Donovan Mitchell and the Utah Jazz aren't the only team experiencing regret from how their tenure in the NBA bubble ended. Some, though, will be content for the offseason time off to disconnect and regroup before the start of another season.

Not Mitchell.

"We're ready for the season to start, next month if it had to," Mitchell said Friday in an appearance on ESPN's The Jump. "I think we're fired up, and I think that's the proper mindset to have."

Because of the ongoing impact of the COVID-19 pandemic -- which resulted in the NBA having a four-month break in the middle of its schedule and the NBA Finals taking place during what typically is the league's preseason -- next season is unlikely to begin until January, at the earliest.
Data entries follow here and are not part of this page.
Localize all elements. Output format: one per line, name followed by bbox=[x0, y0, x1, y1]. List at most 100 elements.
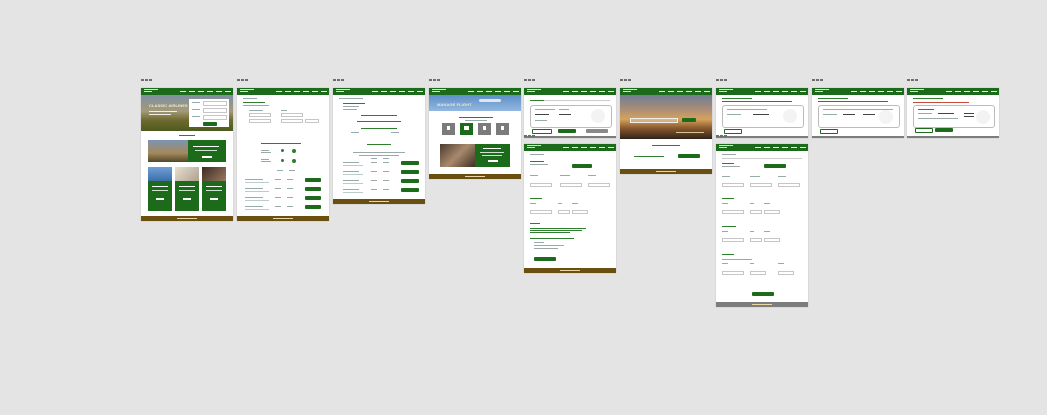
nav-link[interactable] bbox=[372, 91, 378, 92]
nav-link[interactable] bbox=[782, 147, 788, 148]
nav-link[interactable] bbox=[869, 91, 875, 92]
option-tile[interactable] bbox=[496, 123, 509, 135]
nav-link[interactable] bbox=[773, 147, 779, 148]
nav-link[interactable] bbox=[285, 91, 291, 92]
logo[interactable] bbox=[144, 89, 158, 90]
nav-link[interactable] bbox=[608, 147, 614, 148]
logo[interactable] bbox=[910, 89, 924, 90]
select-flight-button[interactable] bbox=[305, 205, 321, 209]
logo[interactable] bbox=[719, 89, 733, 90]
nav-link[interactable] bbox=[504, 91, 510, 92]
option-tile[interactable] bbox=[442, 123, 455, 135]
text-input[interactable] bbox=[722, 271, 744, 275]
nav-link[interactable] bbox=[955, 91, 961, 92]
submit-button[interactable] bbox=[534, 257, 556, 261]
card-button[interactable] bbox=[182, 197, 192, 201]
nav-link[interactable] bbox=[704, 91, 710, 92]
select-flight-button[interactable] bbox=[305, 178, 321, 182]
date-input[interactable] bbox=[249, 119, 271, 123]
nav-link[interactable] bbox=[695, 91, 701, 92]
nav-link[interactable] bbox=[225, 91, 231, 92]
nav-link[interactable] bbox=[764, 147, 770, 148]
nav-link[interactable] bbox=[991, 91, 997, 92]
nav-link[interactable] bbox=[581, 91, 587, 92]
logo[interactable] bbox=[527, 89, 541, 90]
primary-button[interactable] bbox=[764, 164, 786, 168]
promo-button[interactable] bbox=[201, 155, 213, 159]
toggle-icon[interactable] bbox=[281, 149, 284, 152]
back-button[interactable] bbox=[820, 129, 838, 134]
logo[interactable] bbox=[432, 89, 446, 90]
logo[interactable] bbox=[815, 89, 829, 90]
logo[interactable] bbox=[623, 89, 637, 90]
nav-link[interactable] bbox=[800, 147, 806, 148]
to-input[interactable] bbox=[203, 108, 227, 113]
nav-link[interactable] bbox=[973, 91, 979, 92]
nav-link[interactable] bbox=[390, 91, 396, 92]
search-input[interactable] bbox=[630, 118, 678, 123]
nav-link[interactable] bbox=[590, 147, 596, 148]
submit-button[interactable] bbox=[678, 154, 700, 158]
nav-link[interactable] bbox=[982, 91, 988, 92]
nav-link[interactable] bbox=[755, 91, 761, 92]
nav-link[interactable] bbox=[677, 91, 683, 92]
nav-link[interactable] bbox=[860, 91, 866, 92]
nav-link[interactable] bbox=[180, 91, 186, 92]
card-button[interactable] bbox=[155, 197, 165, 201]
search-button[interactable] bbox=[203, 122, 217, 126]
nav-link[interactable] bbox=[303, 91, 309, 92]
select-fare-button[interactable] bbox=[401, 161, 419, 165]
nav-link[interactable] bbox=[964, 91, 970, 92]
select-flight-button[interactable] bbox=[305, 196, 321, 200]
logo[interactable] bbox=[527, 145, 541, 146]
nav-link[interactable] bbox=[599, 147, 605, 148]
tab-active[interactable] bbox=[530, 100, 544, 101]
search-button[interactable] bbox=[682, 118, 696, 122]
nav-link[interactable] bbox=[399, 91, 405, 92]
nav-link[interactable] bbox=[791, 91, 797, 92]
toggle-icon[interactable] bbox=[292, 149, 296, 153]
text-input[interactable] bbox=[588, 183, 610, 187]
class-input[interactable] bbox=[305, 119, 319, 123]
option-tile[interactable] bbox=[460, 123, 473, 135]
card-button[interactable] bbox=[209, 197, 219, 201]
select-fare-button[interactable] bbox=[401, 188, 419, 192]
nav-link[interactable] bbox=[486, 91, 492, 92]
toggle-icon[interactable] bbox=[292, 159, 296, 163]
text-input[interactable] bbox=[750, 271, 766, 275]
nav-link[interactable] bbox=[321, 91, 327, 92]
back-button[interactable] bbox=[915, 128, 933, 133]
nav-link[interactable] bbox=[608, 91, 614, 92]
promo-button[interactable] bbox=[487, 159, 499, 163]
nav-link[interactable] bbox=[599, 91, 605, 92]
text-input[interactable] bbox=[722, 183, 744, 187]
text-input[interactable] bbox=[750, 183, 772, 187]
nav-link[interactable] bbox=[216, 91, 222, 92]
text-input[interactable] bbox=[558, 210, 570, 214]
nav-link[interactable] bbox=[468, 91, 474, 92]
continue-button[interactable] bbox=[935, 128, 953, 132]
text-input[interactable] bbox=[530, 183, 552, 187]
nav-link[interactable] bbox=[764, 91, 770, 92]
text-input[interactable] bbox=[778, 271, 794, 275]
nav-link[interactable] bbox=[207, 91, 213, 92]
text-input[interactable] bbox=[764, 210, 780, 214]
submit-button[interactable] bbox=[752, 292, 774, 296]
nav-link[interactable] bbox=[572, 91, 578, 92]
select-flight-button[interactable] bbox=[305, 187, 321, 191]
origin-input[interactable] bbox=[249, 113, 271, 117]
back-button[interactable] bbox=[724, 129, 742, 134]
nav-link[interactable] bbox=[198, 91, 204, 92]
logo[interactable] bbox=[336, 89, 350, 90]
continue-button[interactable] bbox=[558, 129, 576, 133]
nav-link[interactable] bbox=[408, 91, 414, 92]
text-input[interactable] bbox=[764, 238, 780, 242]
nav-link[interactable] bbox=[878, 91, 884, 92]
text-input[interactable] bbox=[560, 183, 582, 187]
text-input[interactable] bbox=[530, 210, 552, 214]
nav-link[interactable] bbox=[495, 91, 501, 92]
from-input[interactable] bbox=[203, 101, 227, 106]
nav-link[interactable] bbox=[477, 91, 483, 92]
nav-link[interactable] bbox=[563, 147, 569, 148]
text-input[interactable] bbox=[750, 210, 762, 214]
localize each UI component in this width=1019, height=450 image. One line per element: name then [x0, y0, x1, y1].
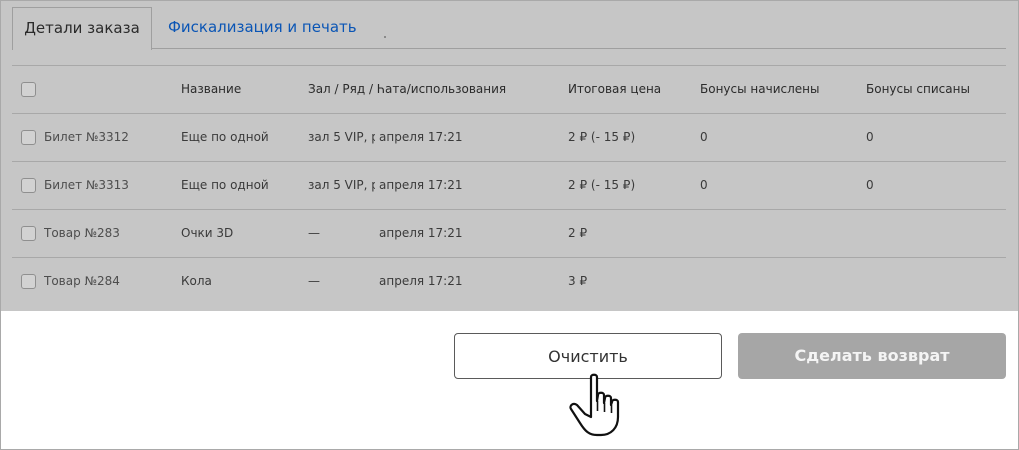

But because of the way Utah's season ended, Mitchell said the Jazz are eager to get back on the floor.

"I think for myself and a lot of the guys on the team -- all of the guys, I should say, and coaches -- we're ready to go," Mitchell said.

Mitchell and the Jazz have had more than five weeks to process their ouster by the Denver Nuggets in a seven-game Western Conference semifinals in which Utah not only held a 3-1 series lead but led the second half of a potential series-clinching Game 5 by 15.

Utah also blew a lead in Game 1, and Game 7 wasn't decided until the final buzzer sounded, when Mike Conley's 3-point attempt spun out of the rim.

Mitchell said the sting lingers, and as recently as Thursday, the Jazz discussed their feelings on a conference call.

"When you live in that mindset it fuels you," Mitchell said. "It fuels me."

Mitchell said he watched the play of Nuggets guard Jamal Murray to incorporate aspects of Murray's game into his own before Denver's elimination by the Los Angeles Lakers in the Western Conference finals.

"Those guys really did their thing," Mitchell said. "But at the end of the day it really kind of pisses you off, I'm not going to lie. You know, we were right there. At the end of the day, that's what it is -- we were right there."

ESPN's Tim Bontemps contributed to this report.